Uma mulher morre a cada 9 minutos no Brasil em decorrência de abortos clandestinos. Estima-se que, por ano, uma milhão de brasileiras se submete à interrupção da gravidez de maneira ilegal. Nas ruas, feministas clamam pela descriminalização da prática, enquanto no Congresso políticos se unem para impedi-la a qualquer custo. Diante de um cenário tão brutal, Helena Solberg fez o documentário “Meu Corpo, Minha Vida”, que será exibido nesta quinta (30.03), às 23h30, no canal GNT.
“Enquanto estamos debatendo a descriminalização do aborto, mulheres estão morrendo”, disse a cineasta em entrevista à Marie Claire. Para apresentar esta realidade de maneira franca e reflexiva, Helena se debruçou sobre a história da jovem carioca Jandyra Magdalena dos Santos, que foi morta em uma clínica clandestina no Rio de Janeiro, em 2017, quando tinha 27 anos e pretendia interromper sua terceira gestação. O caso ganhou repercussão mundial e jogou luz sobre a realidade dramática de muitas brasileiras.

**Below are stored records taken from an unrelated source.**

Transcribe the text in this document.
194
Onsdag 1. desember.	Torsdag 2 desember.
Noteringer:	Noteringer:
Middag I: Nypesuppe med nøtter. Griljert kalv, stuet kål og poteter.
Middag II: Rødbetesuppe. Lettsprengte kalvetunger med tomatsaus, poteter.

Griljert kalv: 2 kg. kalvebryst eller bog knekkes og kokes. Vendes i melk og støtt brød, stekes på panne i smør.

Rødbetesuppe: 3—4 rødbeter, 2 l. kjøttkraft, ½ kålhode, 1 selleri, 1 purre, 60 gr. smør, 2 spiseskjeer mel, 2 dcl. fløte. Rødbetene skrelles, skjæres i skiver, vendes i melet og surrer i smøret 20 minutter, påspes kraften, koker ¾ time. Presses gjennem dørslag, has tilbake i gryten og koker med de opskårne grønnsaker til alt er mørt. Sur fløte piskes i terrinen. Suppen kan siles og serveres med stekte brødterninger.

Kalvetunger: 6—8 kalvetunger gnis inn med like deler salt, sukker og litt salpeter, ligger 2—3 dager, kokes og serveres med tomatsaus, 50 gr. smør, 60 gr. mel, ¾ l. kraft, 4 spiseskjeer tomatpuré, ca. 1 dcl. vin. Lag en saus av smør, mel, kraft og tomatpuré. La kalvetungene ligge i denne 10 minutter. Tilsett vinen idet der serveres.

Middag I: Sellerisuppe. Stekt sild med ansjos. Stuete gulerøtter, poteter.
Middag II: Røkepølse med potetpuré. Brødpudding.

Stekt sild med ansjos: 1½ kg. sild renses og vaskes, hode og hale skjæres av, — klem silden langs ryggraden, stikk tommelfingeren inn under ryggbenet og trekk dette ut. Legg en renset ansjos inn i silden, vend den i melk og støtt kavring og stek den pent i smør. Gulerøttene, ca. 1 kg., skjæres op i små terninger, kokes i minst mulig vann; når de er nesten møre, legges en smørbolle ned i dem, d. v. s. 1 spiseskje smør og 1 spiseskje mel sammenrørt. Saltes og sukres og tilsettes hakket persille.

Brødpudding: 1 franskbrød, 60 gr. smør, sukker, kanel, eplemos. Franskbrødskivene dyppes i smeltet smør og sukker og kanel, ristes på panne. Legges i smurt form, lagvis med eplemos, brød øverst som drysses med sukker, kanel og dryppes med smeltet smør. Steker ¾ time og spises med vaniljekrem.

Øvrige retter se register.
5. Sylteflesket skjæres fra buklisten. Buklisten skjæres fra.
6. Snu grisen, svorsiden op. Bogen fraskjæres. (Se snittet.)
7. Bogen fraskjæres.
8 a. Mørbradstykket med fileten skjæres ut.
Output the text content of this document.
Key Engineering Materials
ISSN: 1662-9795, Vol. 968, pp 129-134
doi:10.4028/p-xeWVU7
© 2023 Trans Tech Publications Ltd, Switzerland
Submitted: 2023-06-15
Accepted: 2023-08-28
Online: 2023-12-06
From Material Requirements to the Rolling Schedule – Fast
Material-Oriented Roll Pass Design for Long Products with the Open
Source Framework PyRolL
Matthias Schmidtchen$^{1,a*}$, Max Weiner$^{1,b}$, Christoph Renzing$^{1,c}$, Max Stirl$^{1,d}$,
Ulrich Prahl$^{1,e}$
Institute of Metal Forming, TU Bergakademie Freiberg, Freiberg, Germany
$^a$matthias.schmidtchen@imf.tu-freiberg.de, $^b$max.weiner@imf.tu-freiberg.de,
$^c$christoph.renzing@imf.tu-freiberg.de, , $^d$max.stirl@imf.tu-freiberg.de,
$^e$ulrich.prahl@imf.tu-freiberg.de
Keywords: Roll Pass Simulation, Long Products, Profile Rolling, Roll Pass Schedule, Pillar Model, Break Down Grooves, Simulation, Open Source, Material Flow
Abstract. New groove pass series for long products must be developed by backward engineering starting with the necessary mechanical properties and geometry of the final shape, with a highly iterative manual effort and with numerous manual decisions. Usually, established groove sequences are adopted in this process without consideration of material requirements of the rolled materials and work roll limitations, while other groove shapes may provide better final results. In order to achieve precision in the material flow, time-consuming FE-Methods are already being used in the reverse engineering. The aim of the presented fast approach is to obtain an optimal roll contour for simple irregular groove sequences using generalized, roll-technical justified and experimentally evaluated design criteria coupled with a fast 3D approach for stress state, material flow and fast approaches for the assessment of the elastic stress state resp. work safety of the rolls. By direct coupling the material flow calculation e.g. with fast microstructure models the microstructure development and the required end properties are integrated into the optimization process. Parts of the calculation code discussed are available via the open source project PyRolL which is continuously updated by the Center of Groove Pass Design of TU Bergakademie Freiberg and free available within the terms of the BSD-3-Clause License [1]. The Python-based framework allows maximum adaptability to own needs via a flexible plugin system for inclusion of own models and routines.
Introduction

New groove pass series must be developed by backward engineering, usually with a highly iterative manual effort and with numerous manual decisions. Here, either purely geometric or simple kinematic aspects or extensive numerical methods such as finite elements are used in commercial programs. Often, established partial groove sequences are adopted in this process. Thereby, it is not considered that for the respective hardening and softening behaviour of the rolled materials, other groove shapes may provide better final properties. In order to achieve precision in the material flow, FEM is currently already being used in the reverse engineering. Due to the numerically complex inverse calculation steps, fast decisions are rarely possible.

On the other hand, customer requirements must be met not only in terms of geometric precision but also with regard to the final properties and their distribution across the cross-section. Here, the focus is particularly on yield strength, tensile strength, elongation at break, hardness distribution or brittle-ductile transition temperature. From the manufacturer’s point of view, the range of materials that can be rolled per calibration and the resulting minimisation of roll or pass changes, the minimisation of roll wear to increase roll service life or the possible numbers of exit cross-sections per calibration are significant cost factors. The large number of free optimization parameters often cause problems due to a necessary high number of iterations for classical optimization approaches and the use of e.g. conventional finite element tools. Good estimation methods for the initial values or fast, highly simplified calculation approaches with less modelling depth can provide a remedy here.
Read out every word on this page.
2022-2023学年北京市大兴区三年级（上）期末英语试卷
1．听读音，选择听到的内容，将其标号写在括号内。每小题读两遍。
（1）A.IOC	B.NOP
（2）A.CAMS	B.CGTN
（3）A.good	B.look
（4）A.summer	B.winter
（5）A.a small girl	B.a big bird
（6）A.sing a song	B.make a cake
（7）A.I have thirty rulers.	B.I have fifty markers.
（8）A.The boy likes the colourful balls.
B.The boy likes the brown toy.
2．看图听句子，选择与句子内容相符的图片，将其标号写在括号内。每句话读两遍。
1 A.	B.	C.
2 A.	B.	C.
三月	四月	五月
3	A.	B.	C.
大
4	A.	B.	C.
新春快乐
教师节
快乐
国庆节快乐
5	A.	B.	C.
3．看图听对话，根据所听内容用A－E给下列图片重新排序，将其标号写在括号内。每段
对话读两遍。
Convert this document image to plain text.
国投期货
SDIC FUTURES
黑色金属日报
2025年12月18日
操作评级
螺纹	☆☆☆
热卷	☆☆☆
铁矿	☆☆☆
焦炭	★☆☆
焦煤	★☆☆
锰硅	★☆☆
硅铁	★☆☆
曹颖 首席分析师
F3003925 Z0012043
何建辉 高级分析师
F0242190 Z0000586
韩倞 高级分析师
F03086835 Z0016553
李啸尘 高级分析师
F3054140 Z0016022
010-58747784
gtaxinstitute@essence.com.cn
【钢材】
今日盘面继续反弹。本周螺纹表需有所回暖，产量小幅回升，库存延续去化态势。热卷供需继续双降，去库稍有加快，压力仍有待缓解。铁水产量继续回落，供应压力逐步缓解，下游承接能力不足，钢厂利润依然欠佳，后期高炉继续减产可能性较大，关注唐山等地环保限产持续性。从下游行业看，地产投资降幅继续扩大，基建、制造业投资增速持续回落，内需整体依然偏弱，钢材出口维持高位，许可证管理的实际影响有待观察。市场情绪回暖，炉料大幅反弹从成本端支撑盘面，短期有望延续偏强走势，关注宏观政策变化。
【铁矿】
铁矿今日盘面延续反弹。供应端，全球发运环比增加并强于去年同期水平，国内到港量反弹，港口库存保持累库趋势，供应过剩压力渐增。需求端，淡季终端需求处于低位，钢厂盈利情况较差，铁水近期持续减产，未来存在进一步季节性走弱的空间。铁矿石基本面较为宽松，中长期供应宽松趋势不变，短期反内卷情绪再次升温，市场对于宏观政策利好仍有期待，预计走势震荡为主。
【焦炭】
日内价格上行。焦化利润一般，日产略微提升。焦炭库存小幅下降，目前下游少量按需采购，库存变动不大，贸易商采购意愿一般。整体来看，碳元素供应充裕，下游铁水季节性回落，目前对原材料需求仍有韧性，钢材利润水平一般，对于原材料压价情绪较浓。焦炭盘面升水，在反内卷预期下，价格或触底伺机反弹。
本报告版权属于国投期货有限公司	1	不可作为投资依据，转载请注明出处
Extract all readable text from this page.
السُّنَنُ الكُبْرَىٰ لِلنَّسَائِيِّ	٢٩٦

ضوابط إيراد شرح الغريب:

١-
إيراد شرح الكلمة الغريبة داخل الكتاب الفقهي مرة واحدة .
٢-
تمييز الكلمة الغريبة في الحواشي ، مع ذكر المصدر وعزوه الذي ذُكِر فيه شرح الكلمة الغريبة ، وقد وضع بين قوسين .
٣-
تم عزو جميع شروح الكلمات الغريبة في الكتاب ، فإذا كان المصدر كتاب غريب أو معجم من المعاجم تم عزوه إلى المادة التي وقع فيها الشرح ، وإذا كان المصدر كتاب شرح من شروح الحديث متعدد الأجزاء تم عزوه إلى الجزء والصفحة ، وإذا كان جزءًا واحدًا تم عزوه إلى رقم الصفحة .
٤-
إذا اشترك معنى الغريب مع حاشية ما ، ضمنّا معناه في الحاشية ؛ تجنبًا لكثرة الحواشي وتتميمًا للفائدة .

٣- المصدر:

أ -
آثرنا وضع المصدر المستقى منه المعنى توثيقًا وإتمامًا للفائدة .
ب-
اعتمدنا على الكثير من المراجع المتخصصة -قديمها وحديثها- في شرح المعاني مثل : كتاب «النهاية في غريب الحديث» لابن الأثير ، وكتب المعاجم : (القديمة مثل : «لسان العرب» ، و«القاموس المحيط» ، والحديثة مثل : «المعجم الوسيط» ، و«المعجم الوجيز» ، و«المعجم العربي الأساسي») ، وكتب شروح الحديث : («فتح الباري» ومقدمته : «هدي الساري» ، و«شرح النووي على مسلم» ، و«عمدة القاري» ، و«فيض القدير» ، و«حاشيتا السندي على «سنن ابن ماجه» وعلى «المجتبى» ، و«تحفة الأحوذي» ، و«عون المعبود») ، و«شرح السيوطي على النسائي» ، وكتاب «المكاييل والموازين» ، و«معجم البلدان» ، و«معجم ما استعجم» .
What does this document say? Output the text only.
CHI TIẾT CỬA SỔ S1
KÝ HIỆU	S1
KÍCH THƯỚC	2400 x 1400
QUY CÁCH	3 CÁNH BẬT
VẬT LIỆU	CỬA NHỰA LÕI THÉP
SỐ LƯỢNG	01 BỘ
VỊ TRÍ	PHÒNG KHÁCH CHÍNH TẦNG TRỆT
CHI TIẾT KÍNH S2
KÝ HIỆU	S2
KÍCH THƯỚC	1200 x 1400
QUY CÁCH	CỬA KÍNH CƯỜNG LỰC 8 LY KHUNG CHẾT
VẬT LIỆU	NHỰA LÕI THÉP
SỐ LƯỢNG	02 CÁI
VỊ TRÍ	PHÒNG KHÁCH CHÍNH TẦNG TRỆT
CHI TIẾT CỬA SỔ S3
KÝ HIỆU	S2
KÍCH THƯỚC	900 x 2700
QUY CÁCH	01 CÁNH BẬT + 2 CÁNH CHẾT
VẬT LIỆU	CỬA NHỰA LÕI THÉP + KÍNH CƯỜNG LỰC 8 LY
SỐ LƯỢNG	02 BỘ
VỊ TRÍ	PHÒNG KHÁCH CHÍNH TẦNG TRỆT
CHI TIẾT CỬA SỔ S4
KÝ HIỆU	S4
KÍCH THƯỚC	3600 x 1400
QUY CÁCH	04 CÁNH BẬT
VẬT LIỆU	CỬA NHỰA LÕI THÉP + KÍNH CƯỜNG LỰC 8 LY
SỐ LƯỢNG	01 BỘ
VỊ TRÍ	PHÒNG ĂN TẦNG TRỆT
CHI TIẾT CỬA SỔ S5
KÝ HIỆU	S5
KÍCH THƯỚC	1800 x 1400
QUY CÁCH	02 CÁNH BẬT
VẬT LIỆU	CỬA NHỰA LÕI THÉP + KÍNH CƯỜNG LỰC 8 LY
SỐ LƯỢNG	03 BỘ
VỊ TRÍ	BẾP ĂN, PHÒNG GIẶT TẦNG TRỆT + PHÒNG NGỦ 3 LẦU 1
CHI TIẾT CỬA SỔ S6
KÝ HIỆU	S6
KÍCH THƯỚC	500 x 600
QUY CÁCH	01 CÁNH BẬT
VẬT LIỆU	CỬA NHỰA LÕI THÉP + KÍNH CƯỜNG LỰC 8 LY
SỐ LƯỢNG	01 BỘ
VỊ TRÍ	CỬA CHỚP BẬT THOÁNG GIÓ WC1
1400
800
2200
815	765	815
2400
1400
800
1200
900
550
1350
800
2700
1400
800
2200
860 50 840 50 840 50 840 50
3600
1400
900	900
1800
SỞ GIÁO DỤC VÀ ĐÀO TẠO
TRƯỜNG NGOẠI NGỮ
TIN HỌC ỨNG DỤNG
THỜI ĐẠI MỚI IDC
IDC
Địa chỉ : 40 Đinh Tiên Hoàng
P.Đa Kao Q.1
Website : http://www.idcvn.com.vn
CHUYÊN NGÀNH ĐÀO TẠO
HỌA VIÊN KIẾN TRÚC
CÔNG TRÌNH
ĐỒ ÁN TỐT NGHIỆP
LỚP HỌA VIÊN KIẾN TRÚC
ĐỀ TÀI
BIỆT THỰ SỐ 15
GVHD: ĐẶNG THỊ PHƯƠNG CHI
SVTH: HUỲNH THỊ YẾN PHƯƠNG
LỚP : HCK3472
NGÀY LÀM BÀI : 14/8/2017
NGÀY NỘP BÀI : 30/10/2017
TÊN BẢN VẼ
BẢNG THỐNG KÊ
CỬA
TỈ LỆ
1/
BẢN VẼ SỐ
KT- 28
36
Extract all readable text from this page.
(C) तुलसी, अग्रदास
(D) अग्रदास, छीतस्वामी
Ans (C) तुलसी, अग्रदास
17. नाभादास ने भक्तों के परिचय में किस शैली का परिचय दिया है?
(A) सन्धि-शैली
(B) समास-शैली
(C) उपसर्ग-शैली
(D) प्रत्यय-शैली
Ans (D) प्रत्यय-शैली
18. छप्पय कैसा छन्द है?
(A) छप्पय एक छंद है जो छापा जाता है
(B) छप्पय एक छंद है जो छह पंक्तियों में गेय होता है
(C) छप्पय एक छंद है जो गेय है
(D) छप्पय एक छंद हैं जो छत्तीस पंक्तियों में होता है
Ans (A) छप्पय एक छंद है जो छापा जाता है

Jandyra foi uma personagem icônica, “vítima do discurso religioso que contaminou as políticas públicas brasileiras”, diz a jornalista Flávia Oliveira, que participa do filme. A jovem reunia vários elementos que dão tanta complexidade ao tema: moradora da periferia, de família religiosa, mãe de dois filhos, separada e que engravidou pela terceira vez por acidente. “Diante do dilema de embarcar na carreira profissional ou em mais uma gestação, ela recorre ao procedimento realizado de maneira clandestina e ainda precisa lidar com sintomas de depressão decorrentes de uma decisão absolutamente solitária”, explica Flávia. “Ela é muito simbólica por ter passado por todos os problemas que as mulheres não deveriam passar, se não fosse esse debate hipócrita e cínico que tomou conta da sociedade e da política.”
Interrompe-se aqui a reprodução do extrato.